How to Get Started with Look-Alike Modelling

Over the past ten or so years, the concept of “look-alike modeling” has pervaded ad tech to the point of becoming cliché. What’s more, it’s invoked when describing a plethora of audience modeling methodologies, confusing advertisers’ understanding of what their look-alike model actually does. In fact, in a recent State of the Industry report, eXelate published the finding that 25% of advertisers are unable to produce an accurate definition of look-alike modeling.

Despite the triteness of their name, look-alike modeling success stories abound, with recent case studies boasting anywhere from 30% to 1000% lift in conversion rates. Claims of success like these certainly justify further exploration into what these models are and how they’re best implemented.

So, what is it?

Put simply, look-alike modeling is the process of identifying new potential customers on the basis that they behave like, or in some other way resemble, current customers. The current set of customers, commonly referred to as the “seed pool”, is typically sourced from online sources, via pixels, or offline sources, via onboarding CRM data.

With a basic definition established, I’ll offer some guidelines to consider when selecting a solution for look-alike model implementation.

Seek out solutions with a high degree of transparency

Look-alike models are predictive models (typically classification or clustering models) that share the common goal of assessing the similarity of each person to a target consumer profile. While you don’t have to be an expert in predictive modeling to make use of a look-alike model, you should have a basic understanding of the model framework being utilised. Any potential look-alike modeling partner that can’t describe the predictive modeling method underlying their look-alike solution is probably best avoided. Aside from model transparency, you should get a feel for the data that’s feeding the model. Regardless of the model framework chosen, the output is worthless if the data it ingests is inaccurate, irrelevant or otherwise poorly suited to the predictive modelling task. As the adage says, garbage in, garbage out.
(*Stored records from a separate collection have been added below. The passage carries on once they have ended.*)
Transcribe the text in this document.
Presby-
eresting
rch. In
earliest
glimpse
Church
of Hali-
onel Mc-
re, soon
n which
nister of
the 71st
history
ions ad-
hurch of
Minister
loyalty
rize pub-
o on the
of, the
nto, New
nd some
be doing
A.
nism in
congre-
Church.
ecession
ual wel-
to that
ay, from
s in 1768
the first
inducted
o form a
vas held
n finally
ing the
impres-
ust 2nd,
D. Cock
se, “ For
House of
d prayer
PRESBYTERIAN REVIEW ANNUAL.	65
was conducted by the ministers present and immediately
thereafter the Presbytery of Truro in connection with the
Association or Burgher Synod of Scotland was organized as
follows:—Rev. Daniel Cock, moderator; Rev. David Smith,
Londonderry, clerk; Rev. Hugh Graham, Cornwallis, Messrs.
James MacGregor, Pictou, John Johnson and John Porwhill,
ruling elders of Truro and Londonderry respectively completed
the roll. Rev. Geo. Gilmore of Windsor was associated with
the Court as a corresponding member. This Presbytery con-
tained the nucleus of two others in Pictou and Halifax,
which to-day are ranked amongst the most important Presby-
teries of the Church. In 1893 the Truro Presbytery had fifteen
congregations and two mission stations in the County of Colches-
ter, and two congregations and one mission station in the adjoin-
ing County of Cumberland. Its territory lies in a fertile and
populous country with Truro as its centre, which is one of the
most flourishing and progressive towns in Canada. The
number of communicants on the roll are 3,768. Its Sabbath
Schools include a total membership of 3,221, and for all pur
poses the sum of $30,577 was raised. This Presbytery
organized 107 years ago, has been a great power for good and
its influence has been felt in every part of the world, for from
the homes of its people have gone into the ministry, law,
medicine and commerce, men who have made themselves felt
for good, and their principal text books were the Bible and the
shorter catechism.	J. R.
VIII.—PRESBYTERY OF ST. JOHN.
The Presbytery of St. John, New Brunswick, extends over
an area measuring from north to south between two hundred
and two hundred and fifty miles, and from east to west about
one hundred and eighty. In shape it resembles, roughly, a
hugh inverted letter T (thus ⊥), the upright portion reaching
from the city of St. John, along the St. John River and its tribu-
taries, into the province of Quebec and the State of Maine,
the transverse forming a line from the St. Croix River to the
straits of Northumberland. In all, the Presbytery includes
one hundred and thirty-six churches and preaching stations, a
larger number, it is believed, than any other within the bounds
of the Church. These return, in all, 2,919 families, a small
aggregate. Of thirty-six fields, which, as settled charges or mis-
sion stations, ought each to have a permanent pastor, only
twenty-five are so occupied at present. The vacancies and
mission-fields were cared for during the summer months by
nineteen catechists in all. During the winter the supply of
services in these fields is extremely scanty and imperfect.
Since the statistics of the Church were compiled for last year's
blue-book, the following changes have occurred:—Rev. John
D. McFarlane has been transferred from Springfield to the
Minimise explicit targeting (or exclusion) of audiences, especially during the model training period

The majority of advertisers with whom I’ve worked had detailed knowledge of who their customer is and what their digital profile looks like. While that expertise may seem like a boon from a digital marketing standpoint, it often winds up restricting look-alike model performance. The problem is that explicitly targeting from the outset of a campaign potentially limits the machine learning algorithm to a subset of the data input universe. Handcuffing the model in this fashion introduces bias and limits the predictive power that can ultimately be achieved. Admittedly, there is some merit to excluding audiences that are known not to perform at the outset, rather than wasting impressions (and money) waiting for the model draw the same conclusion. However, make sure there is ample evidence behind this decision, otherwise it’s best to let the model “do its thing”.

Leverage the full data context when determining the extent to which a new user looks like your current customer

This recommendation is built off my initial recommendation of knowing the model methodology. Many of the less sophisticated look-alike modeling solutions in the marketplace, especially those built into self-serve DSPs, inherently prioritise scale over accuracy. These models overstate the extent to which a given user looks like the target user by focusing only on what the two users have in common and ignoring the presence of negative predictors.

As an example, I recently implemented a look-alike model on behalf of an apartment rental site looking to drive online rental applications. The model learned very quickly that any user with a profile attribute for home ownership was very unlikely to submit a rental application, even in cases where the user displayed many attributes in common with the target consumer. The attribute for home ownership therefore received larger weighting relative to other attributes, and impressions to users with a home ownership attribute declined. However, had the advertiser leveraged the approach used by many self-serve DSPs that merely seeks attribute overlap between profiles, the advertiser would have wasted significant impressions against the poor performing homeowner audience.

Let’s summarise

If you don’t know exactly what a look-alike model is, don’t sweat it, you have plenty of company. Though the concept and supporting technologies have been around for a while, look-alike modeling is often not fully understood. For those interested in exploring how look-alike models might boost performance of online campaigns, the best practices outlined above provide a solid foundation for evaluating the various solutions offered in the marketplace. Happy prospecting!